According to the Urban Youth Workers Institute, much of the literature detailing the risks of tattooing dates back to the early 1900s. Sadly, this is an indicator of society’s level of concern for the physical and mental wellbeing of its children and adolescents. The U.S. government may profess to care, but the paucity of studies and current literature suggests otherwise. In this article, however, you will be brought up to date.
“Health Risks Don’t Apply to Me“:
Most underage purveyors of tattoos and body piercings do not think that the Laws of the Universe apply to them. They will not have a bad experience from getting a tattoo or a body piercing. As parents, though, your responsibility is to sit your kids down and give them the hard facts, probably more than once.
The most popular site for body piercing is the ear. Ear piercing can cause an allergic reaction. It can also cause a condition known as auricular perichondritis, which involves swelling, pain and even tissue death from the use of a dirty needle or by not adequately cleansing the area to be pierced. Ear piercing can cause earrings to become embedded and/or a traumatic tear in the cartilage and outer skin. A pierced nipple can become infected and scarred. The child may lose her ability to breastfeed. A pierced tongue is always subject to infection. Young people with pierced tongues are at risk for chipped teeth from the tongue ring hitting against tooth enamel. Genital piercings are the worst. Complications include bacterial infection, bleeding and nerve damage. Some people are allergic to the metal in the jewelry used in genital piercing. There can also be thick scarring at the site of the piercing. Hepatitis B and C, in addition to HIV/AIDS can be transmitted through the use of a dirty needle in any area of the body that has been pierced.

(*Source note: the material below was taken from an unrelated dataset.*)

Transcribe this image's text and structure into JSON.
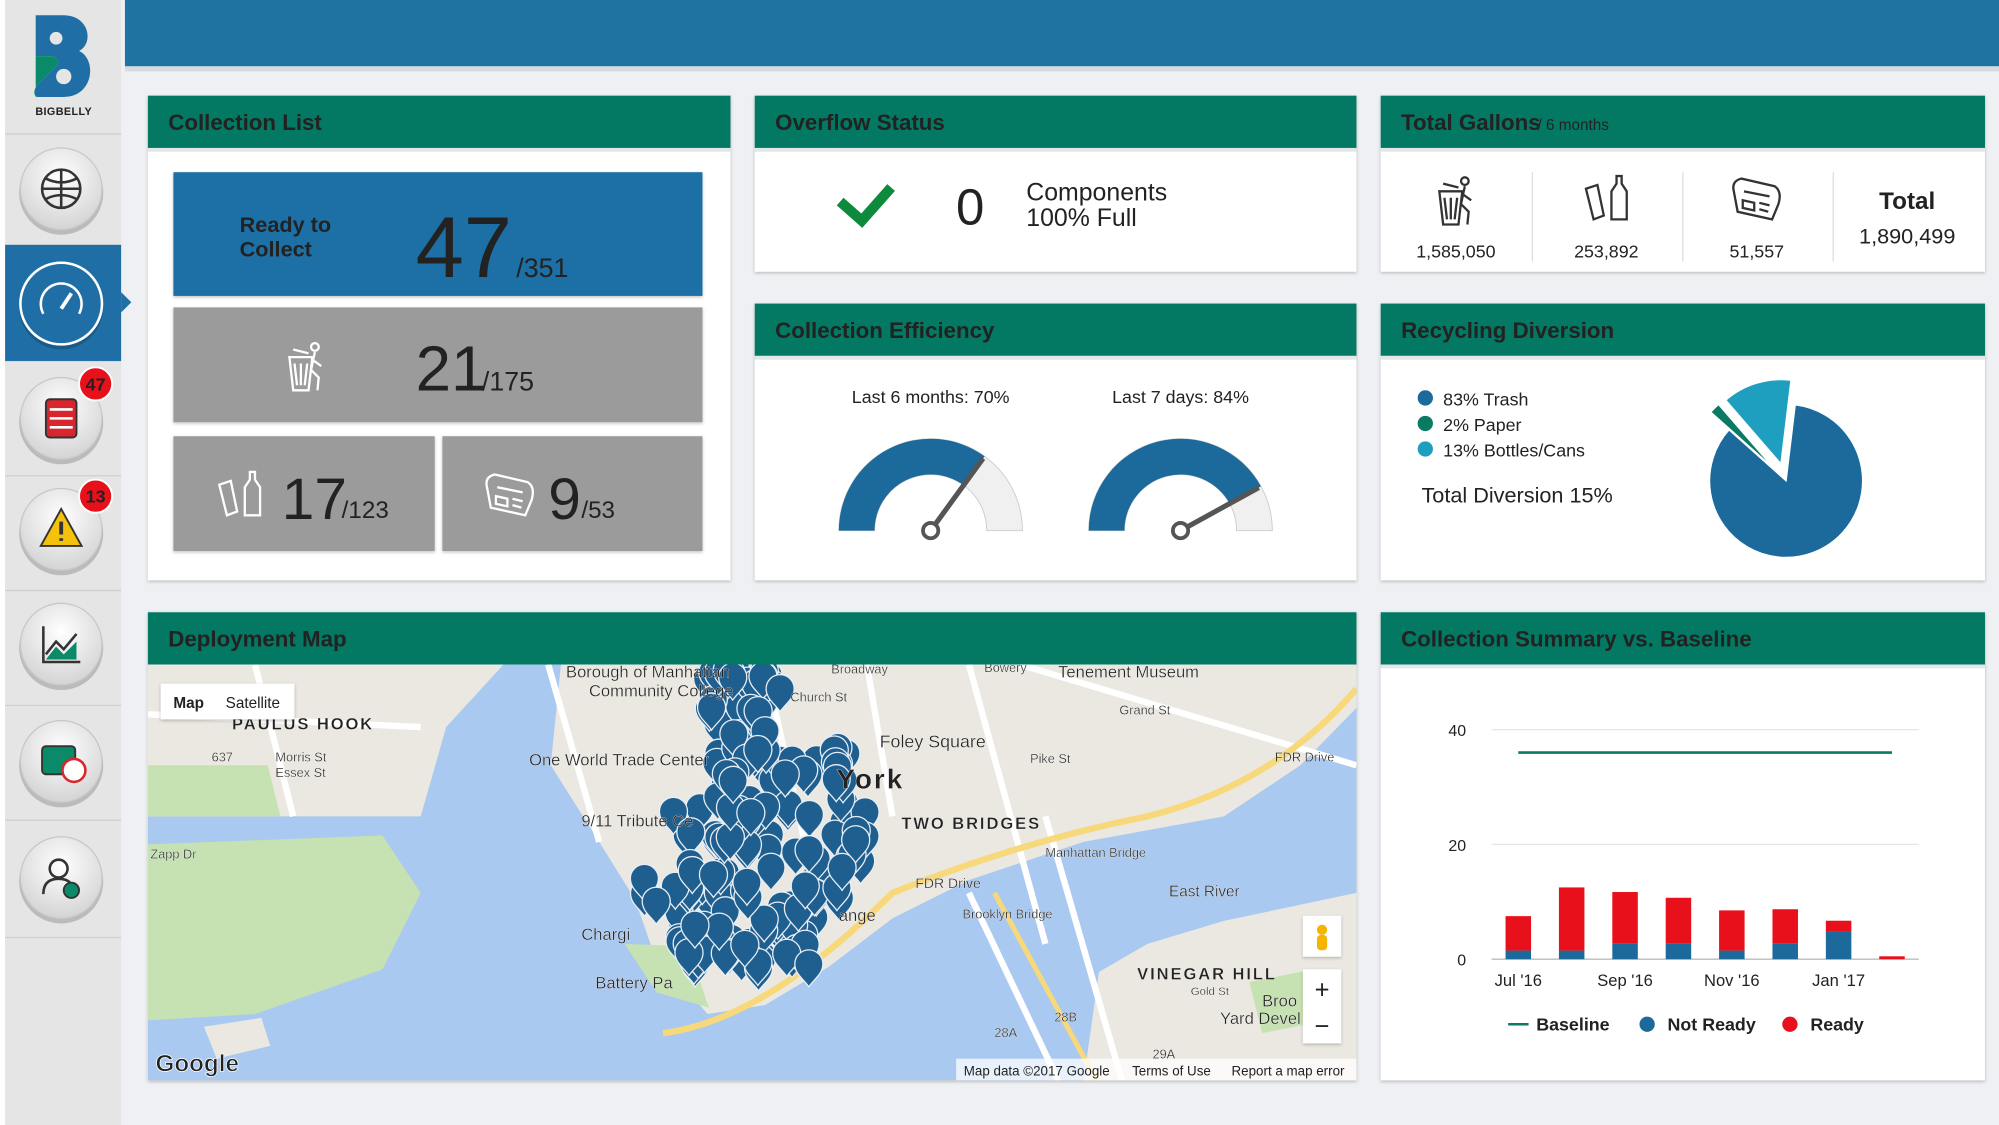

The ink used in tattooing is not regulated by the FDA. Some people are even allergic to it. HIV/AIDS, Hepatitis B and C along with bacterial infections can be transmitted through a dirty tattoo needle. Scarring is another common complication at a tattoo site. It can also happen from having a tattoo removed. The body may also perceive that the pigment in the tattoo ink is a foreign body and cause small knots or raised bumps around the tattoo.
Mental Health Risks:
Body piercing and tattooing in minors has been associated with other risk-taking behaviors, such as smoking cigarettes and marijuana, fighting, other drug use, truancy and teen pregnancy. All of these behaviors can cause mental health problems either during adolescence or adulthood. Lung cancer and emphysema from smoking may be a precursor to depression. Sufferers of these diseases have serious regrets and may also experience depression at having a condition that they could have prevented. Legal problems, incarceration resulting from fighting and its consequences puts a young adult at risk for depression also. Drug use can cause a mother to lose custody of her children. It can also “lite up” or exacerbate a genetic propensity for schizophrenia. A teen mother may feel completely overwhelmed at her new responsibilities and lack of support. This can cause or contribute significantly to depression and suicidal ideations. Your Job as a Parent is to Watch Your Teen and Take Her to the Doctor, If You Suspect that Her Piercing is Becoming Infected.
Laws Governing Body Art:
Tattoos and body piercings for minors are handled at the state level. Thirty-nine states prohibit the tattooing of minors. Twenty-eight states have laws on the books that require parental permission for tattooing and body piercing. This is why children and teens usually get tattoos from friends and unscrupulous tattoo artists, resulting in health complications that could have been prevented. The National Conference of State Legislatures (NCSL) lists each state and its body art laws and regulations. Parents should insist that their children and teens not get tattoos or body piercings until they are 18 years of age. If the young person persists and is given parental permission in a parental-permission state, the mother or father should accompany the child when he gets the body piercing or tattoo. This way, a parent can make sure that the technician administering the body art is reputable and does not have a criminal record associated with his or her trade. As a parent, you may not be able to prevent your child from getting a body piercing or tattoo, but you can help him to approach it with an abundance of caution.